Brig. General Michael L. Ferguson gibt den Anwesenden in seiner Eröffnungsrede mit seinen „ABCs of success“ einige gute Ratschläge für eine erfolgreiche Zukunft mit auf den Weg:

 

„A: Always have a dream or a plan.
Not just a business plan, but a life plan, that encompasses selfless service. […]
B: Be committed.
Take a stand! […] We’ve got enough people running around in the world, that don’t know what they want or what they stand for. And you stand for something good. So take a stand in what you do.

Zur Graduierungsfeier aus Deutschland angereist, übernimmt Prof.

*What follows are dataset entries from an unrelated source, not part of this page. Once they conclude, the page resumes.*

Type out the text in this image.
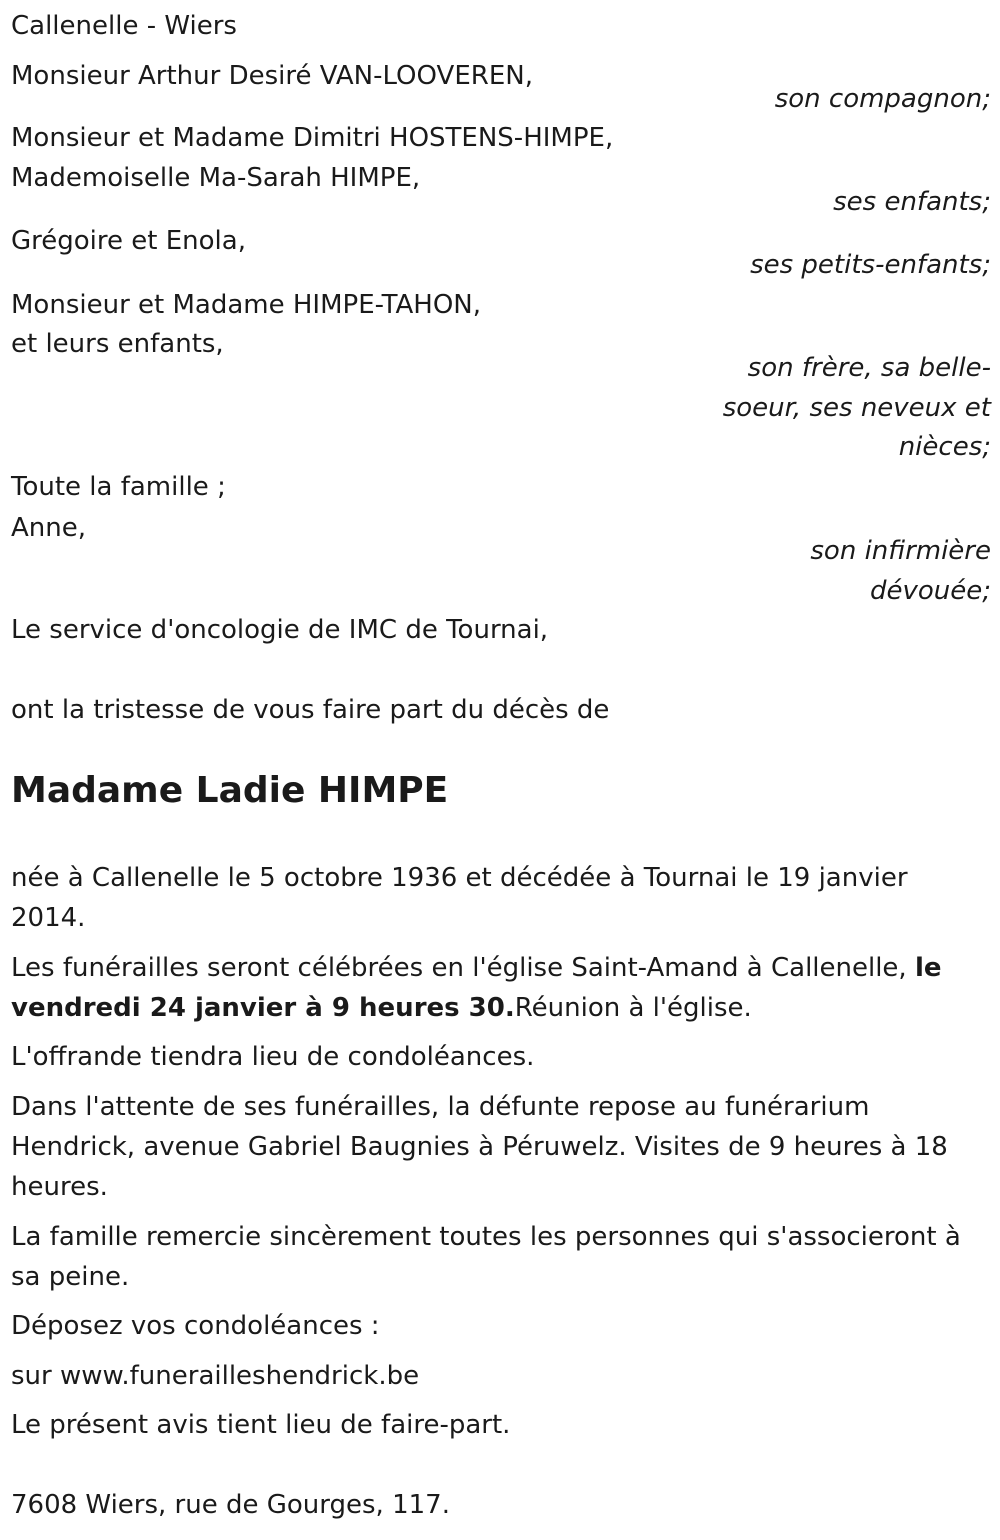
Callenelle - Wiers
Monsieur Arthur Desiré VAN-LOOVEREN,
son compagnon;
Monsieur et Madame Dimitri HOSTENS-HIMPE,
Mademoiselle Ma-Sarah HIMPE,
ses enfants;
Grégoire et Enola,
ses petits-enfants;
Monsieur et Madame HIMPE-TAHON,
et leurs enfants,
son frère, sa belle-
soeur, ses neveux et
nièces;
Toute la famille ;
Anne,
son infirmière
dévouée;
Le service d'oncologie de IMC de Tournai,
ont la tristesse de vous faire part du décès de
Madame Ladie HIMPE

née à Callenelle le 5 octobre 1936 et décédée à Tournai le 19 janvier 2014.

Les funérailles seront célébrées en l'église Saint-Amand à Callenelle, le vendredi 24 janvier à 9 heures 30.Réunion à l'église.

L'offrande tiendra lieu de condoléances.

Dans l'attente de ses funérailles, la défunte repose au funérarium Hendrick, avenue Gabriel Baugnies à Péruwelz. Visites de 9 heures à 18 heures.

La famille remercie sincèrement toutes les personnes qui s'associeront à sa peine.

Déposez vos condoléances :
sur www.funerailleshendrick.be
Le présent avis tient lieu de faire-part.
7608 Wiers, rue de Gourges, 117.
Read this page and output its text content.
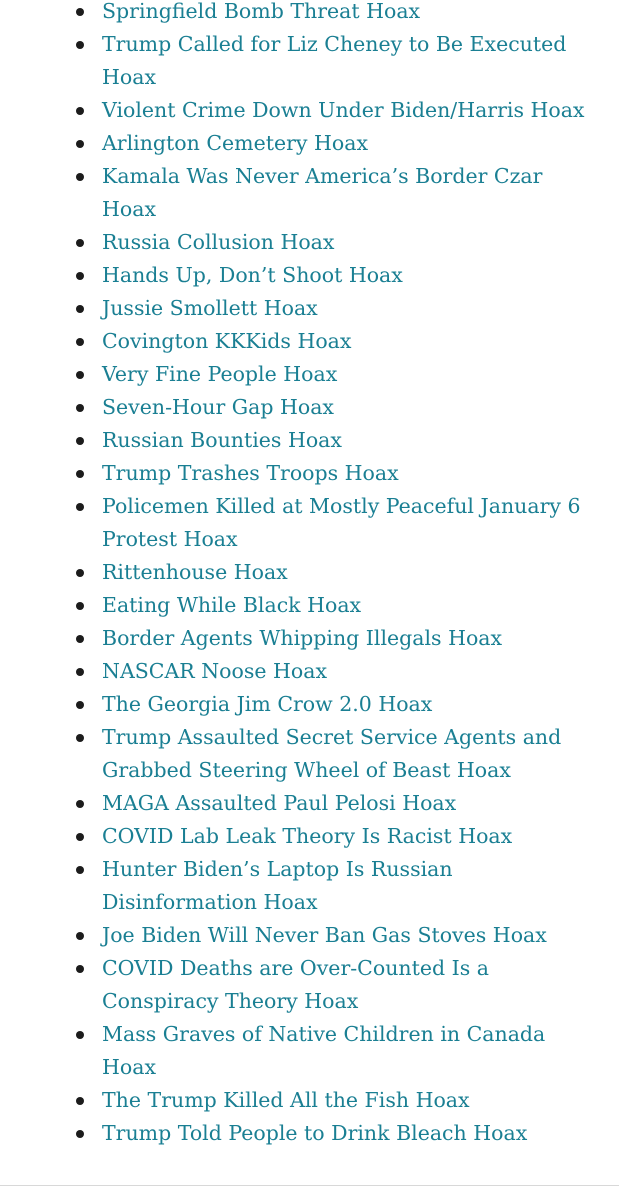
Springfield Bomb Threat Hoax
Trump Called for Liz Cheney to Be Executed Hoax
Violent Crime Down Under Biden/Harris Hoax
Arlington Cemetery Hoax
Kamala Was Never America’s Border Czar Hoax
Russia Collusion Hoax
Hands Up, Don’t Shoot Hoax
Jussie Smollett Hoax
Covington KKKids Hoax
Very Fine People Hoax
Seven-Hour Gap Hoax
Russian Bounties Hoax
Trump Trashes Troops Hoax
Policemen Killed at Mostly Peaceful January 6 Protest Hoax
Rittenhouse Hoax
Eating While Black Hoax
Border Agents Whipping Illegals Hoax
NASCAR Noose Hoax
The Georgia Jim Crow 2.0 Hoax
Trump Assaulted Secret Service Agents and Grabbed Steering Wheel of Beast Hoax
MAGA Assaulted Paul Pelosi Hoax
COVID Lab Leak Theory Is Racist Hoax
Hunter Biden’s Laptop Is Russian Disinformation Hoax
Joe Biden Will Never Ban Gas Stoves Hoax
COVID Deaths are Over-Counted Is a Conspiracy Theory Hoax
Mass Graves of Native Children in Canada Hoax
The Trump Killed All the Fish Hoax
Trump Told People to Drink Bleach Hoax
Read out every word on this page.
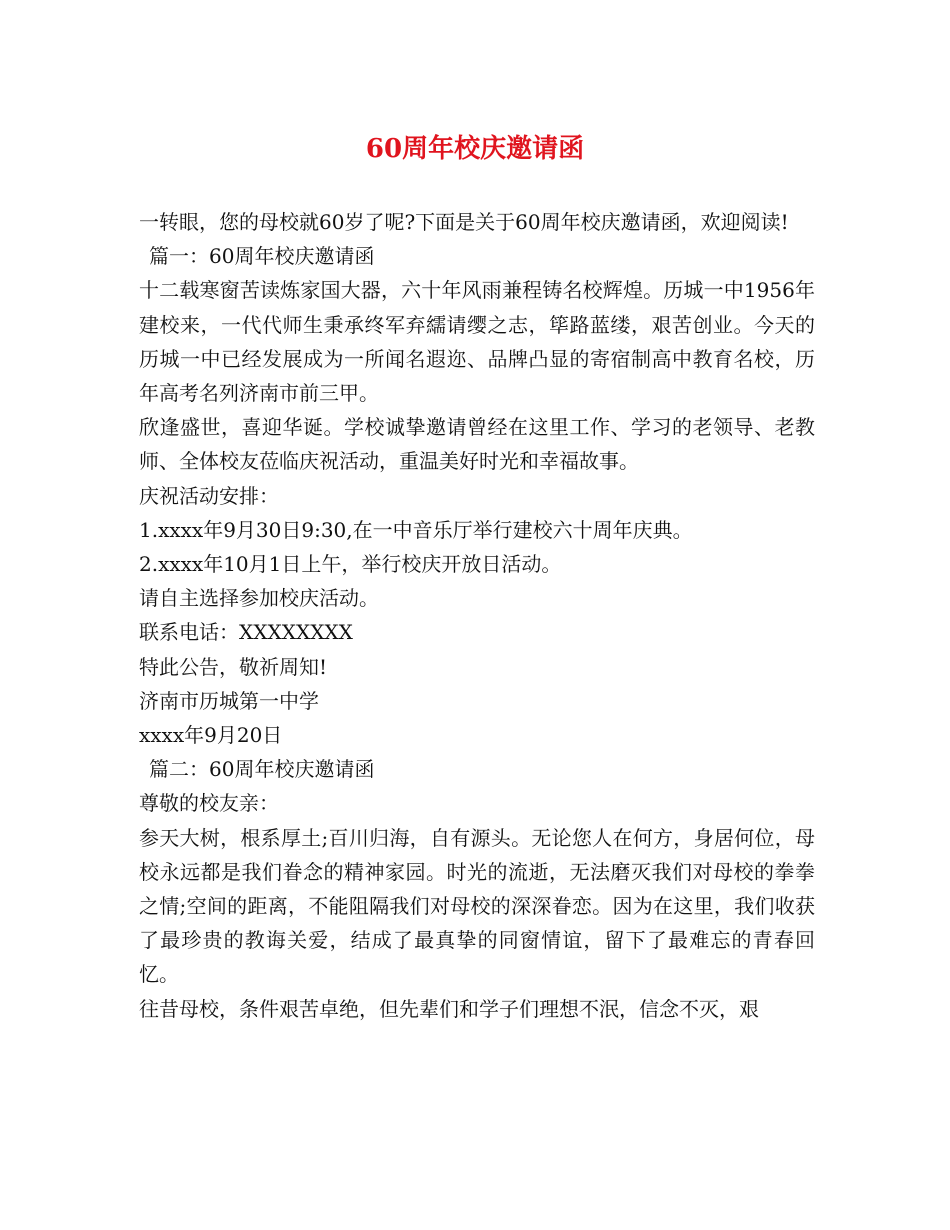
60周年校庆邀请函

一转眼，您的母校就60岁了呢?下面是关于60周年校庆邀请函，欢迎阅读!

篇一：60周年校庆邀请函

十二载寒窗苦读炼家国大器，六十年风雨兼程铸名校辉煌。历城一中1956年建校来，一代代师生秉承终军弃繻请缨之志，筚路蓝缕，艰苦创业。今天的历城一中已经发展成为一所闻名遐迩、品牌凸显的寄宿制高中教育名校，历年高考名列济南市前三甲。

欣逢盛世，喜迎华诞。学校诚挚邀请曾经在这里工作、学习的老领导、老教师、全体校友莅临庆祝活动，重温美好时光和幸福故事。

庆祝活动安排：

1.xxxx年9月30日9:30,在一中音乐厅举行建校六十周年庆典。

2.xxxx年10月1日上午，举行校庆开放日活动。

请自主选择参加校庆活动。

联系电话：XXXXXXXX

特此公告，敬祈周知!

济南市历城第一中学

xxxx年9月20日

篇二：60周年校庆邀请函

尊敬的校友亲：

参天大树，根系厚土;百川归海，自有源头。无论您人在何方，身居何位，母校永远都是我们眷念的精神家园。时光的流逝，无法磨灭我们对母校的拳拳之情;空间的距离，不能阻隔我们对母校的深深眷恋。因为在这里，我们收获了最珍贵的教诲关爱，结成了最真挚的同窗情谊，留下了最难忘的青春回忆。

往昔母校，条件艰苦卓绝，但先辈们和学子们理想不泯，信念不灭，艰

Dr. Gerhard Raab als geschäftsführender Professor des Transatlantik-Instituts (TI) der Fachhochschule Ludwigshafen das Wort. „Investment in knowledge pays the best interest rate.” Ausgehend von diesem Zitat von Benjamin Franklin weist er im Folgenden auf die Relevanz von Bildung und dem Konzept des lebenslangen Lernens hin. Er hebt in seiner Rede auch insbesondere den interkulturellen Aspekt des MBA-Programms am TI hervor.

Neun der insgesamt zehn Kurse wurden freitags und samstags am TI in Ludwigshafen von US-amerikanischen Professoren unterrichtet. Nun, zum abschließenden Kurs „Strategic Management“, kamen die Studenten für dreieinhalb Wochen auf den Campus ihrer Universität nach West Florida.

Kein Lehrbuch und keine noch so lebendige Vorlesung könne die direkte Erfahrung einer anderen Kultur auch nur annähernd ersetzen, so Raab.

„ By authority delegated to me by the faculty and the board of trustees, I confer upon each of you the Master of Business Administration Degree to which you are entitled, and welcome you to this ancient and honorable company of scholars.” Mit diesen feierlichen Worten besiegelt Dr. Richard Podemski, Associate Vice President of Research und Dekan der Graduate Studies der UWF, die Verleihung des akademischen Grades des Master of Business Administration an die zwölf Absolventinnen und Absolventen.

Dr. Timothy O’Keefe, Associate Dean und MBA Director, gerät während seiner Abschlussworte leicht aus dem Konzept, als die frisch gebackenen MBAs beginnen, sich ausgiebig untereinander zu beglückwünschen und um den Hals zu fallen, und es dauert einen guten Moment, bis wieder Ruhe einkehrt und Dr. O’Keefe die Zeremonie offiziell beenden kann.